A riotous metafictional dissection of a "famous" Norwegian detective writer
Frode Brandeggen (1970–2014), an unknown voice to most readers, made his debut in 1992
with the experimental 2,000+ page novel Conglomerate Breath. It was never reviewed and soon
forgotten. After that, he created a new genre, writing fifteen micro-novels about "Red Handler," a
protest-oriented crime fiction project aimed at confronting the genre’s weakness—and often
unnecessary length.
As his weapon, he developed a private investigator who is already at the
scene or in the immediate vicinity when foul play takes place, so that the perp can be caught red
handed and the case quickly solved, thus offering crime fiction to people who don’t have the
time to read long books, or who simply hate to read, but love crime.

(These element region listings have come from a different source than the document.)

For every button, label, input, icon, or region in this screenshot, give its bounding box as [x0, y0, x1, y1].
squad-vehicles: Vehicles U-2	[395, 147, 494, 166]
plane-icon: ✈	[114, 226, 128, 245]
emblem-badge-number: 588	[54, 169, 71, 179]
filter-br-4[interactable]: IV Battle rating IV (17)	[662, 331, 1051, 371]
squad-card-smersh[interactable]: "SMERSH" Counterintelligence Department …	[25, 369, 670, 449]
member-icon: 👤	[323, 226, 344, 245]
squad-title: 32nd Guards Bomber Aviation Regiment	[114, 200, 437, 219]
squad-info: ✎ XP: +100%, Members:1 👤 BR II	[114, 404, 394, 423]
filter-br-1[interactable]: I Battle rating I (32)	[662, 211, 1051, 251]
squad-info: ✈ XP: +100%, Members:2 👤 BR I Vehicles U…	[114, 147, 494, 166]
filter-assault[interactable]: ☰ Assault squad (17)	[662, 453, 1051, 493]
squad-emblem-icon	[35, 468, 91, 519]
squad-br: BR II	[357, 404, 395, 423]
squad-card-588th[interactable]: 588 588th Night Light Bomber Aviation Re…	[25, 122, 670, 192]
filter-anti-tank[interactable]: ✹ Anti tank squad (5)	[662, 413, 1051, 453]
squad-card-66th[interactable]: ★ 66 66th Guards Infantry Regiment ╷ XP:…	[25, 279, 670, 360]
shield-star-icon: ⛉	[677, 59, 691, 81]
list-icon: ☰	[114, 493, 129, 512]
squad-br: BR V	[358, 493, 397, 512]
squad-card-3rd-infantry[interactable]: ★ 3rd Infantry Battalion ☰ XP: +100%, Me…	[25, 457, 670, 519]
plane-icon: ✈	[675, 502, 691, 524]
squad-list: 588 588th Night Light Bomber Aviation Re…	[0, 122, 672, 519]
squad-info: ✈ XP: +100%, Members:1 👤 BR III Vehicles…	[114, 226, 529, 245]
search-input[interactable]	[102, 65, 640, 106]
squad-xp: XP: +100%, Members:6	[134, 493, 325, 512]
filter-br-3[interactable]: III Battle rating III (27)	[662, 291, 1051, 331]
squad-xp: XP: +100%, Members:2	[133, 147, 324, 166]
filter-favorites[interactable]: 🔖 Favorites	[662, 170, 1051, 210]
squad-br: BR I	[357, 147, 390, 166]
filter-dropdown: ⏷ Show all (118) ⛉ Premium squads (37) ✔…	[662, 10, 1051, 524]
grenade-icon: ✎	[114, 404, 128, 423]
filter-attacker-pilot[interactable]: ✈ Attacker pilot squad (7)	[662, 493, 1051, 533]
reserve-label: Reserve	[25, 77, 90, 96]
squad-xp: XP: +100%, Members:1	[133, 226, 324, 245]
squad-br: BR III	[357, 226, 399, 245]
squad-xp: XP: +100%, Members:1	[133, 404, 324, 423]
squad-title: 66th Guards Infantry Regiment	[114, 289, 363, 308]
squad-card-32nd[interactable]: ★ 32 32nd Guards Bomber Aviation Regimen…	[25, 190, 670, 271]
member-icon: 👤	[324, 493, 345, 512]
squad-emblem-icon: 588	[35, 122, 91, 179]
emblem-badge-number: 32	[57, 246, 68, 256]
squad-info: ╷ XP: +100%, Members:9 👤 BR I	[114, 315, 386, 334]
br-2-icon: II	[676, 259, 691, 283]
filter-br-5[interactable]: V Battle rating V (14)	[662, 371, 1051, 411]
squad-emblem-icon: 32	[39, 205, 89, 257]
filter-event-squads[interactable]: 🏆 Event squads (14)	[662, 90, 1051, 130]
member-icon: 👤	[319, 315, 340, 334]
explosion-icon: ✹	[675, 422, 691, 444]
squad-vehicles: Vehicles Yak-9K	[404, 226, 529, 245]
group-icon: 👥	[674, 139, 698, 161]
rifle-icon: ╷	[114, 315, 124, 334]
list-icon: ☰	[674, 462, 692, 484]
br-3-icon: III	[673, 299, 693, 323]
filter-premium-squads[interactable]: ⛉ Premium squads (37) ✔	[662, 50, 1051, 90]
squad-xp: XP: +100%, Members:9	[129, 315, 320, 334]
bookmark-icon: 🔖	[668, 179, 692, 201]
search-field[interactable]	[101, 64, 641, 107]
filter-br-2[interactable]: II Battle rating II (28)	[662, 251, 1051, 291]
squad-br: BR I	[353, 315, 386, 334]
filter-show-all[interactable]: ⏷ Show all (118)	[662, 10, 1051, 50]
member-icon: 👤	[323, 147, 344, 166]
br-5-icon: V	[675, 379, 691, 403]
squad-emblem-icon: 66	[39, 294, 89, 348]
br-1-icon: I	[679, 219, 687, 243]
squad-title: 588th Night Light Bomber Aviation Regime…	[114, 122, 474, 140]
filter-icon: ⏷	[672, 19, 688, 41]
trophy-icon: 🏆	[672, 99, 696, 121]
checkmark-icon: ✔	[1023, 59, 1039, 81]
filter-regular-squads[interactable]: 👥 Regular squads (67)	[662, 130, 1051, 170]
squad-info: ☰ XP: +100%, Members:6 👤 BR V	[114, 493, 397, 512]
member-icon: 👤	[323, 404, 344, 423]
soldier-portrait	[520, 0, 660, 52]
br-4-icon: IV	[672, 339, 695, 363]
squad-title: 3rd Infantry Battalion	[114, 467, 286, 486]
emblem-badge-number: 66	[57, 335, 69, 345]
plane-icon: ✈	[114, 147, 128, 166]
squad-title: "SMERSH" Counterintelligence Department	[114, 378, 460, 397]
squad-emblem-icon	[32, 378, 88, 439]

This book brings together all fifteen micro-novels Brandeggen wrote about Red
Handler for the first time, and is also equipped with a comprehensive amount of enthusiastic, explanatory,
complementary, and sometimes strangely digressive endnotes, written in the pen of Brandeggen’s
closest literary confidant in the final years, German professional annotator Bruno Aigner (1934–).
This novel about the fiction Red Handler, Frode Brandeggen, and Bruno Aigner is Johan Harstad’s wildest, most hysterical project to date.